A little more water and shorter strokes working your way up the stone should keep you from having clogging problems when flattening backs. Keeping your finger pressure directed where you want it (as in closer to the edge, especially as the back is flattened and you are only polishing) will help make it so that you aren't putting pressure (and friction) on areas that don't need it.

Tri Hoang
06-15-2011, 3:34 PM
I use soap with the Shaptons and it helps a little. As others mentioned, shorter strokes help. Try easing up the pressure and it may reduce rocking/skipping, too. I watched the side sharpening DVD and learned a few things from him. It's a worthwhile purchase.

Tony Shea
06-15-2011, 7:23 PM
Thanks for the help. They did have some laquer on them but came off quickly. The side sharpening method does help some but takes a little getting used to. The bevels on these weren't perfectly flat so had to move over to some sandpaper real quick to flatten out the bevel. But it still was skipping a bit on the paper. The side sharpening method did work on the paper but somehow I ended up with an out of square edge on the wider 18mm chisel. I don't beleive this was caused by me though as I can't imagine that I took that much material off so quickly. I just ended up putting it in my honing guide, eclipse style, and re-established a fairly square and flat bevel.

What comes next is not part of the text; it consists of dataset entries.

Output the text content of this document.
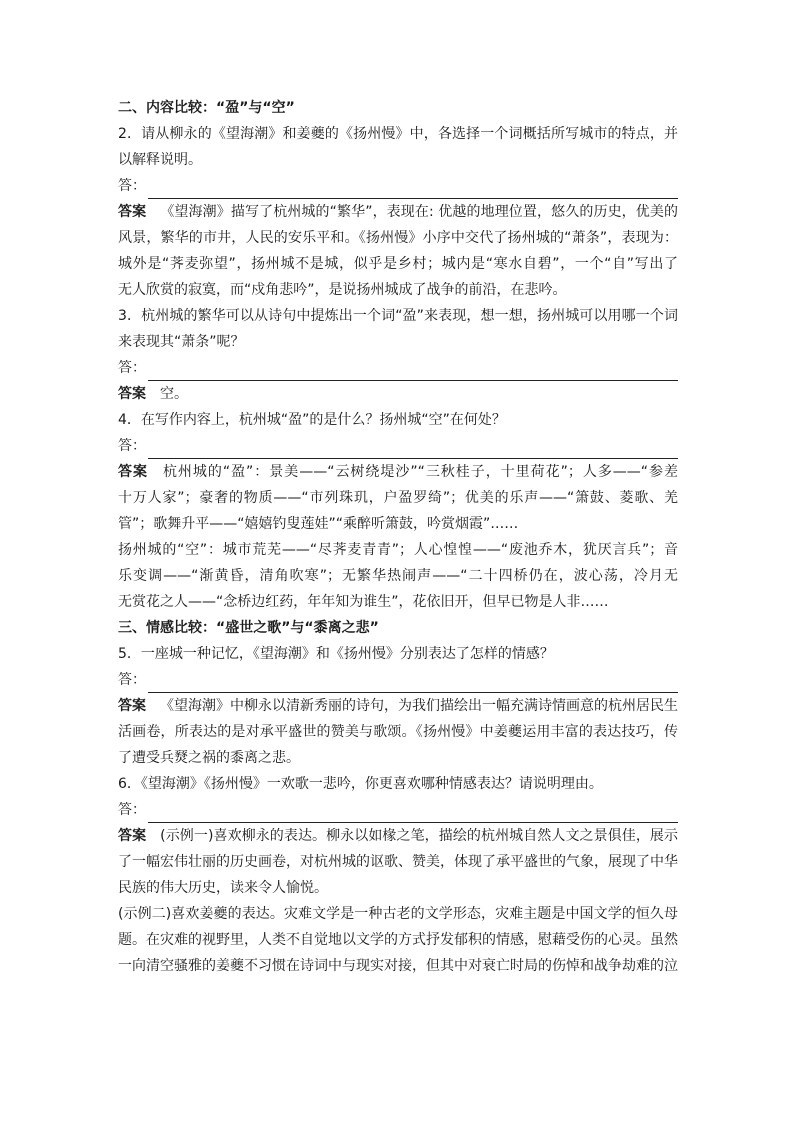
二、内容比较：“盈”与“空”
2．请从柳永的《望海潮》和姜夔的《扬州慢》中，各选择一个词概括所写城市的特点，并
以解释说明。
答：
答案 《望海潮》描写了杭州城的“繁华”，表现在: 优越的地理位置，悠久的历史，优美的
风景，繁华的市井，人民的安乐平和。《扬州慢》小序中交代了扬州城的“萧条”，表现为：
城外是“荠麦弥望”，扬州城不是城，似乎是乡村；城内是“寒水自碧”，一个“自”写出了
无人欣赏的寂寞，而“戍角悲吟”，是说扬州城成了战争的前沿，在悲吟。
3．杭州城的繁华可以从诗句中提炼出一个词“盈”来表现，想一想，扬州城可以用哪一个词
来表现其“萧条”呢？
答：
答案 空。
4．在写作内容上，杭州城“盈”的是什么？扬州城“空”在何处？
答：
答案 杭州城的“盈”：景美——“云树绕堤沙”“三秋桂子，十里荷花”；人多——“参差
十万人家”；豪奢的物质——“市列珠玑，户盈罗绮”；优美的乐声——“箫鼓、菱歌、羌
管”；歌舞升平——“嬉嬉钓叟莲娃”“乘醉听箫鼓，吟赏烟霞”……
扬州城的“空”：城市荒芜——“尽荠麦青青”；人心惶惶——“废池乔木，犹厌言兵”；音
乐变调——“渐黄昏，清角吹寒”；无繁华热闹声——“二十四桥仍在，波心荡，冷月无
无赏花之人——“念桥边红药，年年知为谁生”，花依旧开，但早已物是人非……
三、情感比较：“盛世之歌”与“黍离之悲”
5．一座城一种记忆，《望海潮》和《扬州慢》分别表达了怎样的情感？
答：
答案 《望海潮》中柳永以清新秀丽的诗句，为我们描绘出一幅充满诗情画意的杭州居民生
活画卷，所表达的是对承平盛世的赞美与歌颂。《扬州慢》中姜夔运用丰富的表达技巧，传
了遭受兵燹之祸的黍离之悲。
6．《望海潮》《扬州慢》一欢歌一悲吟，你更喜欢哪种情感表达？请说明理由。
答：
答案 (示例一)喜欢柳永的表达。柳永以如椽之笔，描绘的杭州城自然人文之景俱佳，展示
了一幅宏伟壮丽的历史画卷，对杭州城的讴歌、赞美，体现了承平盛世的气象，展现了中华
民族的伟大历史，读来令人愉悦。
(示例二)喜欢姜夔的表达。灾难文学是一种古老的文学形态，灾难主题是中国文学的恒久母
题。在灾难的视野里，人类不自觉地以文学的方式抒发郁积的情感，慰藉受伤的心灵。虽然
一向清空骚雅的姜夔不习惯在诗词中与现实对接，但其中对衰亡时局的伤悼和战争劫难的泣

My 3.5mm chisel is not able to use the side sharpening method without tipping but I was able to over come the skipping eventually. And I found the skipping to happen more with my Naniwa SS 1000 than my Shapton 1000. I sure have become fond of my Shapton compared to my Super Stone. Seems a bit more aggressive than the Super Stone too, which I do like. And it certainly stays flatter for much longer.

I have some how got the Japanese tool bug and just can't get enough of their tools. Very well designed and incredibly well made stuff. The only place I seem to not care much for their tools is in saws. I just can't get rid of my Western saws, they work too damn well. Thanks much for the help.

Robert LaPlaca
06-15-2011, 8:20 PM
I agree that a bit of dish detergent in the water spray bottle helps, as does trying to keep the surface of the stone clean as the swarf does seem to make things worse.. Definitely the thing that helps the most is to use side sharpening technique, actually I find it much easier to sharpen freehand that way period no matter what the abrasive we are using to sharpen..

James Owen
06-15-2011, 11:29 PM
Try getting the bevel set flat on the stone and then locking your wrists, elbows, and shoulders, and moving your entire upper torso (and arms) as a unit, by moving your belly button forward and backward 3 to 6 inches (depends on the length of your stone). Your legs need to be separated front to rear, as if you were ready to take a fairly long step. If you are right-handed, your right hand holds the handle of the chisel and your left hand the front end of the chisel, keeping the bevel flat on the stone. Right leg needs to be "back" and left leg "forward". Switch positions if you are left-handed.

I've found that this technique keeps the bevel flat on the stone, eliminates "skipping," and produces a very sharp freehand edge, with no dubbing, rolling, rounding, etc.